Bij Kabinetsmissive van 24 juli 1995, no. 95.005832, heeft Uwe Majesteit, op voordracht van de Staatssecretaris van Financiën, bij de Raad van State ter overweging aanhangig gemaakt het voorstel van wet met memorie van toelichting tot wijziging van de Wet op de omzetbelasting 1968 in verband met de totstandkoming van de Tweede Vereenvoudigingsrichtlijn-btw.

Blijkens de mededeling van de Directeur van Uw Kabinet van 24 juli 1995, nr. 95.005832, machtigde Uwe Majesteit de Raad van State zijn advies inzake het bovenvermelde voorstel van wet rechtstreeks aan mij te doen toekomen.
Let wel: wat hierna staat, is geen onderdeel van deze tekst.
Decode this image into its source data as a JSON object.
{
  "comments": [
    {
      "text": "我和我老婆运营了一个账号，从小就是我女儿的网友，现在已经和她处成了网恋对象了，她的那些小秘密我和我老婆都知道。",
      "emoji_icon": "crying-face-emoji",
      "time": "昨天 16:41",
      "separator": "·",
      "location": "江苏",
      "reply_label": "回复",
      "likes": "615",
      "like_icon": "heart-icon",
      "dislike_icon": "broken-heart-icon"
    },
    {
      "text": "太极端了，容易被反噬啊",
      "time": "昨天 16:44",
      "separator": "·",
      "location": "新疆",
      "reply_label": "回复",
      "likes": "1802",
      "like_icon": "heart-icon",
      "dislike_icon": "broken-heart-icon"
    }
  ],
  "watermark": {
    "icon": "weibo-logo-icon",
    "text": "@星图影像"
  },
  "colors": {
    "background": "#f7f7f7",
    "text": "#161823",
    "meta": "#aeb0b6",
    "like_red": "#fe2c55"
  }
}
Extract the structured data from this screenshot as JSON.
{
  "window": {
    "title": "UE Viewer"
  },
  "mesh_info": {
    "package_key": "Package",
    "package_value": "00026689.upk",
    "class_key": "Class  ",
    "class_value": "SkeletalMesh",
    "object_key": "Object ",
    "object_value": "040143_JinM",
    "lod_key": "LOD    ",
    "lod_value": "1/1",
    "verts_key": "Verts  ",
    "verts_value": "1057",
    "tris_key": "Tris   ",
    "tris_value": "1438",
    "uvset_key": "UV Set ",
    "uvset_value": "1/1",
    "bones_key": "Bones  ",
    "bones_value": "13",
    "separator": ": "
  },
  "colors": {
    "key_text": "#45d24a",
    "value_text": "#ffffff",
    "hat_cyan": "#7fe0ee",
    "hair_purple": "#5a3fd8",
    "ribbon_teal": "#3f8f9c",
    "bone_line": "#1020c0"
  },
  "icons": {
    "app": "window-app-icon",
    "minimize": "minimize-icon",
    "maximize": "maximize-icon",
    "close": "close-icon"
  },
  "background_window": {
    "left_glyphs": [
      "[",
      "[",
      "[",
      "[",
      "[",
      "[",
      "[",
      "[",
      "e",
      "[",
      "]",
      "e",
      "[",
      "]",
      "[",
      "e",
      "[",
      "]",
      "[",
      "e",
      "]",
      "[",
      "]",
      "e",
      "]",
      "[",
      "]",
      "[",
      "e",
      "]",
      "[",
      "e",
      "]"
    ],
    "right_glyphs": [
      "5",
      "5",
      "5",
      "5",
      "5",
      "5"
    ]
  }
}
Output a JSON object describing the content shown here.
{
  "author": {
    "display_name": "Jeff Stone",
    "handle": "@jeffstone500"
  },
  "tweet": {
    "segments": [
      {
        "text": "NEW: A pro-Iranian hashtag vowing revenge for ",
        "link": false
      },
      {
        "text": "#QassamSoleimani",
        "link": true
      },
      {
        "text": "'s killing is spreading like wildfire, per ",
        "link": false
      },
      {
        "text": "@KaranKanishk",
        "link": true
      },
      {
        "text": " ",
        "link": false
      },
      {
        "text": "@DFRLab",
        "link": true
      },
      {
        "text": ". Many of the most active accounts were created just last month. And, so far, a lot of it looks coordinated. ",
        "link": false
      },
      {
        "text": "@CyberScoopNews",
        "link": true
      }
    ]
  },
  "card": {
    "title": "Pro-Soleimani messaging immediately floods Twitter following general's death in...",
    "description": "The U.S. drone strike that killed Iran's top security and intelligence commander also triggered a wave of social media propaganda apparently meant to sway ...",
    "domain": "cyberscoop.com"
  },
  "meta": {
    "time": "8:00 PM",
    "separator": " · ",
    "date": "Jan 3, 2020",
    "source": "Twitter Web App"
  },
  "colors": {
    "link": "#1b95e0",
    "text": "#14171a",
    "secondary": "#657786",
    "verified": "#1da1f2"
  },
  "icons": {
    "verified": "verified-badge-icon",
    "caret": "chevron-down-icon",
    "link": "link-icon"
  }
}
Dit advies, gedateerd 29 september 1995, bied ik U hierbij aan.

1. In de memorie van toelichting wordt uiteengezet dat met betrekking tot de veredelingsdiensten en het zogenoemde kop-staart-vervoer tijdelijk bijzondere regelingen zijn toegepast die afwijken van de in het voorstel neergelegde (definitieve) regelingen. Voorts wordt medegedeeld dat gelet op de korte implementatietermijn geen overleg met het bedrijfsleven kon worden gevoerd over het wetsvoorstel. De Raad van State wijst erop dat de wijzigingen die het voorstel voor de betrokken ondernemers meebrengt duidelijke voorlichting behoeven, mede omdat die ondernemers zich bijvoorbeeld moeten vergewissen van de «omzetbelastinghoedanigheid» van hun afnemers in de andere lid-staat. In de toelichting dient op deze aspecten te worden ingegaan. Ook de passage met betrekking tot het overleg met het bedrijfsleven dient zo mogelijk te worden geactualiseerd.

1. Naar aanleiding van de opmerking van de Raad dat de wijzigingen die het onderhavige voorstel van wet voor de ondernemers die het aangaat meebrengt duidelijke voorlichting behoeven, mede omdat die ondernemers zich bij voorbeeld moeten vergewissen van de «omzetbelastinghoedanigheid» van hun afnemers in een andere lid-staat, merk ik op dat na de indiening van het wetsvoorstel bij de Tweede Kamer der Staten-Generaal de nodige voorlichting zal worden gegeven aan het bedrijfsleven opdat deze ondernemers tijdig kunnen inspelen op de nieuwe wetgeving. Overigens meen ik dat waar het gaat om de veredelingsdiensten en het zogenoemde kop-staart-vervoer aan het bedrijfsleven onder de voorgestelde regeling geen zwaardere eisen worden gesteld dan bij de nu geldende tijdelijke bijzondere regelingen waarnaar de Raad verwijst. Voorts is met de sectoren uit het bedrijfsleven overleg gevoerd over de onder punt 4 van dit nader rapport vermelde nieuw voorgestelde regelingen voor entrepots, die op verzoek van het bedrijfsleven tot stand zijn gekomen. Tevens is het bedrijfsleven periodiek geïnformeerd over de gang van zaken bij de totstandkoming van de richtlijn. Overeenkomstig het advies van de Raad heb ik de memorie van toelichting met betrekking tot de hiervoor bedoelde aspecten aangepast.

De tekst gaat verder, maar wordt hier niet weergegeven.